Know where your food has come from through knowing those who produced it for you, from farmer to forager, rancher or fisher to earthworms building a deeper, richer soil, to the heirloom vegetable, the nitrogen-fixing legume, the pollinator, the heritage breed of livestock and the sourdough culture rising in your flour.
Know where your food has come from by the very way it tastes; its freshness telling you how far it may have traveled, the hint of mint in the cheese suggesting what the goat has eaten, the terroir of the wine reminding you of the lime in the stone you stand upon, so that you can stand up for the land that has offered it to you.
Know where your food has come from by ascertaining the health and wealth of those who picked and processed it, by the fertility of the soil that is left in the patch where it once grew, by the traces of pesticide found in the birds and bees there. Know whether the bays and shoals where your shrimp and fish once swam were left richer or poorer than before you and your kin ate from them.

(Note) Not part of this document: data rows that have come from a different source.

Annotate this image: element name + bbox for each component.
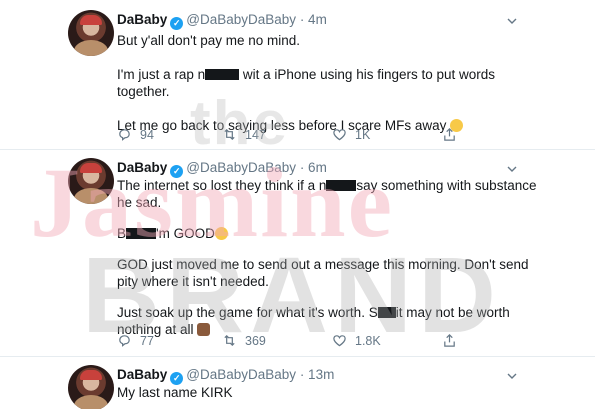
- display-name[interactable]: DaBaby: [117, 12, 167, 27]
- text-segment: say something with substance: [356, 178, 537, 193]
- tweet-paragraph: GOD just moved me to send out a message …: [117, 256, 537, 290]
- text-segment: it may not be worth: [395, 305, 510, 320]
- censor-bar: [126, 228, 157, 239]
- display-name[interactable]: DaBaby: [117, 367, 167, 382]
- censor-bar: [205, 69, 240, 80]
- timestamp[interactable]: · 4m: [300, 12, 327, 27]
- like-count: 1.8K: [355, 333, 381, 348]
- reply-icon: [119, 129, 130, 141]
- timestamp[interactable]: · 6m: [300, 160, 327, 175]
- text-segment: Just soak up the game for what it's wort…: [117, 305, 378, 320]
- tweet-paragraph: B 'm GOOD: [117, 225, 537, 242]
- avatar[interactable]: [68, 365, 114, 409]
- tweet-actions: 94 147 1K: [117, 127, 477, 143]
- reply-count: 94: [140, 127, 154, 142]
- censor-bar: [377, 307, 396, 318]
- text-segment: B: [117, 226, 127, 241]
- like-icon: [333, 335, 346, 347]
- retweet-button[interactable]: 147: [222, 127, 266, 142]
- tweet-header: DaBaby ✓ @DaBabyDaBaby · 6m: [117, 160, 327, 178]
- share-button[interactable]: [442, 127, 457, 142]
- tweet-text: The internet so lost they think if a n sa…: [117, 177, 537, 355]
- reply-icon: [119, 335, 130, 347]
- retweet-icon: [224, 128, 235, 141]
- censor-bar: [326, 180, 357, 191]
- tweet-paragraph: The internet so lost they think if a n sa…: [117, 177, 537, 211]
- retweet-count: 369: [245, 333, 266, 348]
- retweet-icon: [224, 334, 235, 347]
- share-icon: [444, 128, 455, 141]
- display-name[interactable]: DaBaby: [117, 160, 167, 175]
- timestamp[interactable]: · 13m: [300, 367, 335, 382]
- share-icon: [444, 334, 455, 347]
- text-segment: together.: [117, 84, 170, 99]
- like-count: 1K: [355, 127, 371, 142]
- text-segment: he sad.: [117, 195, 162, 210]
- reply-button[interactable]: 94: [117, 127, 154, 142]
- chevron-down-icon[interactable]: [507, 371, 517, 381]
- reply-count: 77: [140, 333, 154, 348]
- reply-button[interactable]: 77: [117, 333, 154, 348]
- retweet-count: 147: [245, 127, 266, 142]
- like-icon: [333, 129, 346, 141]
- tweet-paragraph: My last name KIRK: [117, 385, 233, 400]
- chevron-down-icon[interactable]: [507, 16, 517, 26]
- verified-badge-icon: ✓: [170, 17, 184, 30]
- tweet[interactable]: DaBaby ✓ @DaBabyDaBaby · 6m The internet s…: [0, 150, 595, 357]
- like-button[interactable]: 1K: [332, 127, 370, 142]
- text-segment: pity where it isn't needed.: [117, 274, 269, 289]
- like-button[interactable]: 1.8K: [332, 333, 381, 348]
- text-segment: I'm just a rap n: [117, 67, 206, 82]
- tweet-actions: 77 369 1.8K: [117, 333, 477, 349]
- emoji-icon: [214, 227, 228, 240]
- text-segment: The internet so lost they think if a n: [117, 178, 327, 193]
- tweet[interactable]: DaBaby ✓ @DaBabyDaBaby · 4m But y'all don'…: [0, 0, 595, 150]
- tweet-paragraph: But y'all don't pay me no mind.: [117, 33, 301, 48]
- tweet-header: DaBaby ✓ @DaBabyDaBaby · 4m: [117, 12, 327, 30]
- tweet-paragraph: I'm just a rap n wit a iPhone using his …: [117, 66, 517, 100]
- text-segment: wit a iPhone using his fingers to put wo…: [239, 67, 496, 82]
- retweet-button[interactable]: 369: [222, 333, 266, 348]
- text-segment: 'm GOOD: [156, 226, 215, 241]
- avatar[interactable]: [68, 158, 114, 204]
- user-handle[interactable]: @DaBabyDaBaby: [186, 160, 296, 175]
- tweet-text: My last name KIRK: [117, 384, 517, 409]
- timeline: DaBaby ✓ @DaBabyDaBaby · 4m But y'all don'…: [0, 0, 595, 409]
- tweet-header: DaBaby ✓ @DaBabyDaBaby · 13m: [117, 367, 334, 385]
- tweet[interactable]: DaBaby ✓ @DaBabyDaBaby · 13m My last name …: [0, 357, 595, 409]
- user-handle[interactable]: @DaBabyDaBaby: [186, 367, 296, 382]
- user-handle[interactable]: @DaBabyDaBaby: [186, 12, 296, 27]
- share-button[interactable]: [442, 333, 457, 348]
- text-segment: GOD just moved me to send out a message …: [117, 257, 529, 272]
- avatar[interactable]: [68, 10, 114, 56]
- chevron-down-icon[interactable]: [507, 164, 517, 174]
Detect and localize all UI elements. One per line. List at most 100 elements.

Know where your food comes from by the richness of the stories told around the table recalling all that was harvested nearby during the years that came before you, when your predecessors and ancestors roamed the same woods and neighborhoods were you and yours now roam. Know them by the songs sung to praise them, by the handmade tools kept to harvest them, by the rites and feasts held to celebrate them, by the laughter let loose to show them our affection.
Know where your foods come from by the patience displayed while putting them up, while peeling, skinning, coring or gutting them, while pit-roasting, poaching or fermenting them, while canning, salting or smoking them, while arranging them on a plate for our eyes to behold. Know where your food comes from by the slow savoring of each and every morsel, by letting their fragrances lodge in your memory reminding you of just exactly where you were the very day that you became blessed by each of their distinctive flavors.
When you know where your food comes from you can give something back to those lands and waters, that rural culture, that migrant harvester, curer, smoker, poacher, roaster or vintner. You can give something back to that soil, something fecund and fleeting like compost or something lasting and legal like protection. We, as humans, have not been given roots as obvious as those of trees. The surest way we have to lodge ourselves within this blessed earth is by knowing where our food comes from.